女子の制服にスラックス、埼玉の公立高校で導入増 防寒や多様性への対応に 同窓会などから反発の声も
埼玉県内の公立高校で女子の制服にスラックスを導入する学校が増えている。「動きやすい」「暖かい」と生徒たちの評判も上々。新年度から導入する高校もあり、着用する生徒はさらに増えそうだ。学校側は防寒など機能面の利点のほか、性的少数者(LGBT)ら多様性への対応といった教育的な意義を掲げる。LGBTの受容を推進する団体は「性的多様性を考えるきっかけになる」としつつ、他分野での選択肢の必要性も促す。
■57校が導入「年々増えている印象」
スラックスの普及が本格化したのは2015年。
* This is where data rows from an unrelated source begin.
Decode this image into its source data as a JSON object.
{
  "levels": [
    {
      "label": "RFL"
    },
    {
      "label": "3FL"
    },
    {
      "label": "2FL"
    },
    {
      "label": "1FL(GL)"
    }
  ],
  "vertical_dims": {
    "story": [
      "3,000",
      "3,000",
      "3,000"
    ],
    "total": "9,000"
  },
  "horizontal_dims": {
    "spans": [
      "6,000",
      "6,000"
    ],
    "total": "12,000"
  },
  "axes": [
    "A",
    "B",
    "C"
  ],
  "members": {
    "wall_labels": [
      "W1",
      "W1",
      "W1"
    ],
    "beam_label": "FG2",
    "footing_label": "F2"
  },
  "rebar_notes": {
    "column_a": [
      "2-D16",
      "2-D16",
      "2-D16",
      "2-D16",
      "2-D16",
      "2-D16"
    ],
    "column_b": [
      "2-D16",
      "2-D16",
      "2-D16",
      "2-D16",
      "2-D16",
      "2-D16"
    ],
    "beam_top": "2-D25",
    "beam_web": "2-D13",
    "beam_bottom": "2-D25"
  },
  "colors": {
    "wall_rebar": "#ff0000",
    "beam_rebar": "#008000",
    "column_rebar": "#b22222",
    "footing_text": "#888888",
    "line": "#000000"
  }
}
文部科学省が都道府県教委に対し、性的少数者である児童生徒に配慮するよう通達したのがきっかけだ。
県教育局によると、18年時点で県立高校139校のうち、男子校と制服の規定がない10校を除く129校で女子生徒用スラックスを導入している高校は57校。担当者によると、同年以降に導入し始めた学校もあり「年々増えている印象がある」という。
女子生徒の比率が高く県立高で唯一看護科がある常盤高(さいたま市桜区)は、06年度からスラックスを導入。3月現在で女子生徒235人のうち、13人がスラックスを所有している。山田直子校長は「毎日着るものなので、時代の変化や近年の気候変動、生徒のニーズなどにはできるだけ対応している」と話す。
昨年10月に購入した1年女子生徒(16)は「新型コロナの感染を防ぐため電車から自転車通学に切り替え、寒さ対策として購入した」と着用の理由を説明。「掃除などの場面でもスカートより動きやすい」との利点を挙げた。
浦和北高(同区)は多様性への対応や機能性の確保を目的に、18年度の女子制服の刷新時にスラックスを導入した。生徒に行ったアンケートでも導入希望の声が寄せられたという。
入学時にスカートとスラックスを同時購入した2年の女子生徒(16)は「学校を選ぶのに、制服にスラックスがあることを考慮した面もある」と打ち明ける。校内で着用者は多くないが「天気に合わせてスカートかスラックスを選んでいる人もいる」と話す。
■選択肢 後から購入も
県北・県央部の公立高の制服を販売する八木橋百貨店(熊谷市)は、数年前からスラックスを扱ってきた。購入者は次第に増加しているという。入学前にスカートと同時購入する学生が多いとしつつ、担当者は「年度途中にスラックスを追加で買う人もいる」と説明する。
金額面はスラックスがスカートより千円程度高い。「後からでも購入できる。学校での雰囲気を確認し、友人や家族と相談しながら慌てずに検討してほしい」と話す。
制服を取り扱う小売業者は、導入が広がり始めた当初「伝統の制服を変えることに同窓会などから反発の声が挙がり、導入に至らない高校もあったようだ」と振り返る。ただ「機能面の利点に加え、性的少数者などへの配慮も進めてほしいとの声が保護者などから寄せられたため、早い段階から導入した高校もある」ともいう。
県内全域でLGBTなどに関する性的多様性の受容を推進する「レインボーさいたまの会」の鈴木翔子共同代表は、スラックスの導入について「性的多様性を考える大きなきっかけになる」と評価する。一方で「制服は学校の象徴なので取り上げられやすいが、中には下着や靴下、髪型にも男女それぞれの規定がある学校が見受けられる。制服以外でもあらゆる選択肢を設ける必要がある」とした。